Barbarigo calls the men on his lists stratioti, and says that their support will guarantee Moreote support for the Venetian effort. Since he calls them both kapetanioi, and stratioti, it is not clear what he understands by stratioti. Twenty years later, stratioti had become the general term for Greek and Albanian horsemen on contract and their leaders provisionati but within the Byzantine system, stratiotai were the men who held pronias, or what the Venetians called provisioni

What we see is a certain number of large families – Kladas, Bua, Rallis – who formerly had authority over large areas of land and taxpayers and troops, continuing within the Venetian system where they primarily commanded bands of troops. This was wartime and the land they had previously held was for the most part changing back and forth between Venetian and Ottoman control. Most of the land in the small Venetian territories -- Methoni, Koroni, Nauplion, Monemvasia -- was rented out for growth of cash crops. Some was used as payment for for stratioti where they farmed and kept their horses -- they were responsible for their own food supplies and equipment. Thus a small number of the landholding class became a professional salaried military class within the Venetian system. With the Ventian conquests early in the war, a few kapetanioi had taken over control of various areas. Manuel Rallis, followed by his son Michaeli, had taken over Chlemoutsi and Clarentza which had formerly been under the control of George and John Rallis, their relatives and first-cousins of the despots. The more specific records are of landholdings in Mani.

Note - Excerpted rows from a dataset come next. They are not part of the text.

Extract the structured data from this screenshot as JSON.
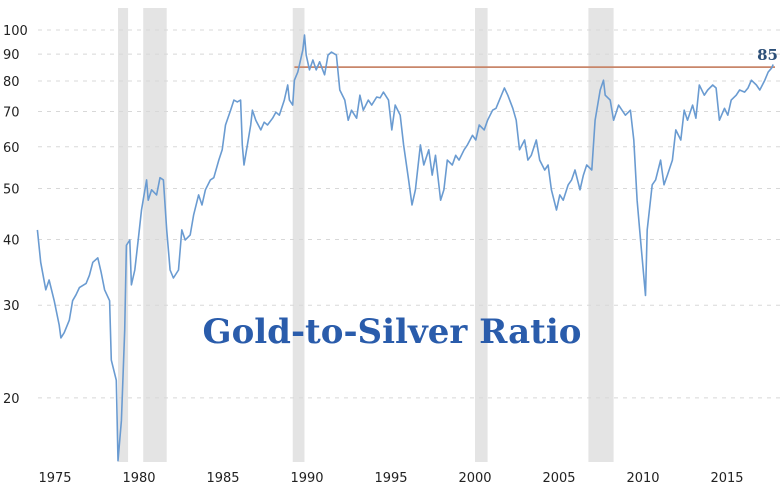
{
  "chart_data": {
    "type": "line",
    "title": "Gold-to-Silver Ratio",
    "xlabel": "",
    "ylabel": "",
    "y_scale": "log",
    "xlim": [
      1975,
      2019
    ],
    "ylim": [
      15,
      109
    ],
    "grid": true,
    "colors": {
      "line": "#6a9bd1",
      "reference": "#c8866a",
      "recession": "#e4e4e4",
      "title": "#2a5cab"
    },
    "x_ticks": [
      "1975",
      "1980",
      "1985",
      "1990",
      "1995",
      "2000",
      "2005",
      "2010",
      "2015"
    ],
    "x_tick_values": [
      1975,
      1980,
      1985,
      1990,
      1995,
      2000,
      2005,
      2010,
      2015
    ],
    "y_ticks": [
      "20",
      "30",
      "40",
      "50",
      "60",
      "70",
      "80",
      "90",
      "100"
    ],
    "y_tick_values": [
      20,
      30,
      40,
      50,
      60,
      70,
      80,
      90,
      100
    ],
    "recessions": [
      [
        1980.0,
        1980.6
      ],
      [
        1981.5,
        1982.9
      ],
      [
        1990.4,
        1991.1
      ],
      [
        2001.25,
        2002.0
      ],
      [
        2008.0,
        2009.5
      ]
    ],
    "reference_line": {
      "value": 85,
      "from": 1990.5,
      "label": "85"
    },
    "series": [
      {
        "points": [
          [
            1975.2,
            41.7
          ],
          [
            1975.4,
            36.2
          ],
          [
            1975.7,
            32.1
          ],
          [
            1975.9,
            33.5
          ],
          [
            1976.2,
            30.6
          ],
          [
            1976.5,
            27.5
          ],
          [
            1976.6,
            26.0
          ],
          [
            1976.8,
            26.6
          ],
          [
            1977.1,
            28.1
          ],
          [
            1977.3,
            30.6
          ],
          [
            1977.5,
            31.4
          ],
          [
            1977.7,
            32.4
          ],
          [
            1978.1,
            33.0
          ],
          [
            1978.3,
            34.2
          ],
          [
            1978.5,
            36.2
          ],
          [
            1978.8,
            36.9
          ],
          [
            1979.0,
            34.6
          ],
          [
            1979.2,
            32.1
          ],
          [
            1979.5,
            30.6
          ],
          [
            1979.6,
            23.6
          ],
          [
            1979.9,
            21.6
          ],
          [
            1980.0,
            15.2
          ],
          [
            1980.2,
            18.1
          ],
          [
            1980.4,
            26.9
          ],
          [
            1980.5,
            39.0
          ],
          [
            1980.7,
            39.9
          ],
          [
            1980.8,
            32.8
          ],
          [
            1981.0,
            35.0
          ],
          [
            1981.2,
            39.9
          ],
          [
            1981.4,
            45.5
          ],
          [
            1981.7,
            51.9
          ],
          [
            1981.8,
            47.5
          ],
          [
            1982.0,
            49.7
          ],
          [
            1982.3,
            48.6
          ],
          [
            1982.5,
            52.4
          ],
          [
            1982.7,
            51.9
          ],
          [
            1982.9,
            41.7
          ],
          [
            1983.1,
            35.0
          ],
          [
            1983.3,
            33.8
          ],
          [
            1983.6,
            35.0
          ],
          [
            1983.8,
            41.7
          ],
          [
            1984.0,
            39.9
          ],
          [
            1984.3,
            40.8
          ],
          [
            1984.5,
            44.5
          ],
          [
            1984.8,
            48.6
          ],
          [
            1985.0,
            46.5
          ],
          [
            1985.2,
            49.7
          ],
          [
            1985.5,
            51.9
          ],
          [
            1985.7,
            52.4
          ],
          [
            1986.0,
            56.6
          ],
          [
            1986.2,
            59.2
          ],
          [
            1986.4,
            66.0
          ],
          [
            1986.7,
            70.4
          ],
          [
            1986.9,
            73.6
          ],
          [
            1987.1,
            73.0
          ],
          [
            1987.3,
            73.6
          ],
          [
            1987.4,
            60.5
          ],
          [
            1987.5,
            55.4
          ],
          [
            1987.7,
            60.5
          ],
          [
            1987.9,
            66.0
          ],
          [
            1988.0,
            70.4
          ],
          [
            1988.2,
            67.4
          ],
          [
            1988.5,
            64.6
          ],
          [
            1988.7,
            66.8
          ],
          [
            1988.9,
            66.0
          ],
          [
            1989.2,
            68.0
          ],
          [
            1989.4,
            69.8
          ],
          [
            1989.6,
            68.9
          ],
          [
            1989.9,
            73.6
          ],
          [
            1990.1,
            78.6
          ],
          [
            1990.2,
            73.6
          ],
          [
            1990.4,
            72.0
          ],
          [
            1990.5,
            80.3
          ],
          [
            1990.7,
            83.2
          ],
          [
            1991.0,
            91.6
          ],
          [
            1991.1,
            97.8
          ],
          [
            1991.2,
            89.6
          ],
          [
            1991.4,
            84.0
          ],
          [
            1991.6,
            87.7
          ],
          [
            1991.8,
            84.0
          ],
          [
            1992.0,
            87.0
          ],
          [
            1992.3,
            82.2
          ],
          [
            1992.5,
            89.6
          ],
          [
            1992.7,
            90.8
          ],
          [
            1993.0,
            89.6
          ],
          [
            1993.2,
            76.9
          ],
          [
            1993.5,
            73.6
          ],
          [
            1993.7,
            67.4
          ],
          [
            1993.9,
            70.4
          ],
          [
            1994.2,
            68.0
          ],
          [
            1994.4,
            75.2
          ],
          [
            1994.6,
            70.4
          ],
          [
            1994.9,
            73.6
          ],
          [
            1995.1,
            72.0
          ],
          [
            1995.4,
            74.6
          ],
          [
            1995.6,
            74.3
          ],
          [
            1995.8,
            76.2
          ],
          [
            1996.1,
            73.6
          ],
          [
            1996.3,
            64.6
          ],
          [
            1996.5,
            72.0
          ],
          [
            1996.8,
            68.9
          ],
          [
            1997.0,
            60.5
          ],
          [
            1997.3,
            51.9
          ],
          [
            1997.5,
            46.5
          ],
          [
            1997.7,
            49.7
          ],
          [
            1998.0,
            60.5
          ],
          [
            1998.2,
            55.4
          ],
          [
            1998.5,
            59.2
          ],
          [
            1998.7,
            53.0
          ],
          [
            1998.9,
            57.8
          ],
          [
            1999.2,
            47.5
          ],
          [
            1999.4,
            49.7
          ],
          [
            1999.6,
            56.6
          ],
          [
            1999.9,
            55.4
          ],
          [
            2000.1,
            57.8
          ],
          [
            2000.3,
            56.6
          ],
          [
            2000.6,
            59.2
          ],
          [
            2000.8,
            60.5
          ],
          [
            2001.1,
            63.1
          ],
          [
            2001.3,
            61.8
          ],
          [
            2001.5,
            66.0
          ],
          [
            2001.8,
            64.6
          ],
          [
            2002.0,
            67.4
          ],
          [
            2002.3,
            70.4
          ],
          [
            2002.5,
            71.0
          ],
          [
            2002.7,
            73.6
          ],
          [
            2003.0,
            77.6
          ],
          [
            2003.2,
            75.2
          ],
          [
            2003.5,
            71.0
          ],
          [
            2003.7,
            67.4
          ],
          [
            2003.9,
            59.2
          ],
          [
            2004.2,
            61.8
          ],
          [
            2004.4,
            56.6
          ],
          [
            2004.6,
            57.8
          ],
          [
            2004.9,
            61.8
          ],
          [
            2005.1,
            56.6
          ],
          [
            2005.4,
            54.2
          ],
          [
            2005.6,
            55.4
          ],
          [
            2005.8,
            49.7
          ],
          [
            2006.1,
            45.5
          ],
          [
            2006.3,
            48.6
          ],
          [
            2006.5,
            47.5
          ],
          [
            2006.8,
            50.8
          ],
          [
            2007.0,
            51.9
          ],
          [
            2007.2,
            54.2
          ],
          [
            2007.5,
            49.7
          ],
          [
            2007.7,
            53.0
          ],
          [
            2007.9,
            55.4
          ],
          [
            2008.2,
            54.2
          ],
          [
            2008.4,
            67.4
          ],
          [
            2008.7,
            76.9
          ],
          [
            2008.9,
            80.3
          ],
          [
            2009.0,
            75.2
          ],
          [
            2009.3,
            73.6
          ],
          [
            2009.5,
            67.4
          ],
          [
            2009.8,
            72.0
          ],
          [
            2010.0,
            70.4
          ],
          [
            2010.2,
            68.9
          ],
          [
            2010.5,
            70.4
          ],
          [
            2010.7,
            61.8
          ],
          [
            2010.9,
            47.5
          ],
          [
            2011.1,
            40.0
          ],
          [
            2011.4,
            31.3
          ],
          [
            2011.5,
            41.7
          ],
          [
            2011.8,
            50.8
          ],
          [
            2012.0,
            51.9
          ],
          [
            2012.3,
            56.6
          ],
          [
            2012.5,
            50.8
          ],
          [
            2012.7,
            53.0
          ],
          [
            2013.0,
            56.6
          ],
          [
            2013.2,
            64.6
          ],
          [
            2013.5,
            61.8
          ],
          [
            2013.7,
            70.4
          ],
          [
            2013.9,
            67.4
          ],
          [
            2014.2,
            72.0
          ],
          [
            2014.4,
            68.0
          ],
          [
            2014.6,
            78.6
          ],
          [
            2014.9,
            75.2
          ],
          [
            2015.1,
            76.9
          ],
          [
            2015.4,
            78.6
          ],
          [
            2015.6,
            77.6
          ],
          [
            2015.8,
            67.4
          ],
          [
            2016.1,
            71.0
          ],
          [
            2016.3,
            68.9
          ],
          [
            2016.5,
            73.6
          ],
          [
            2016.8,
            75.2
          ],
          [
            2017.0,
            76.9
          ],
          [
            2017.3,
            76.2
          ],
          [
            2017.5,
            77.6
          ],
          [
            2017.7,
            80.3
          ],
          [
            2018.0,
            78.6
          ],
          [
            2018.2,
            76.9
          ],
          [
            2018.5,
            80.3
          ],
          [
            2018.7,
            83.2
          ],
          [
            2018.9,
            84.6
          ],
          [
            2019.0,
            86.0
          ]
        ]
      }
    ]
  }
}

After the Kladas revolt, with no war at hand, the Venetians had to keep the kapetanioi pacified. This is illustrated over and over in the letters of Bartolomeo Minio who reports his helplessness when kapetanioi seized extra land they were not supposed to have, and then refused to pay taxes. The kapetanioi continued the anarchic tradition of the archons but they still needed cash and a protective umbrella. That is what they kept saying – they wanted to be under the shade of Venice, but they really wanted to do what they wanted to do when they wanted to do it. Similar pacification of certain Cretan archons, such as the Kalergis family, had been necessary for two hundred years.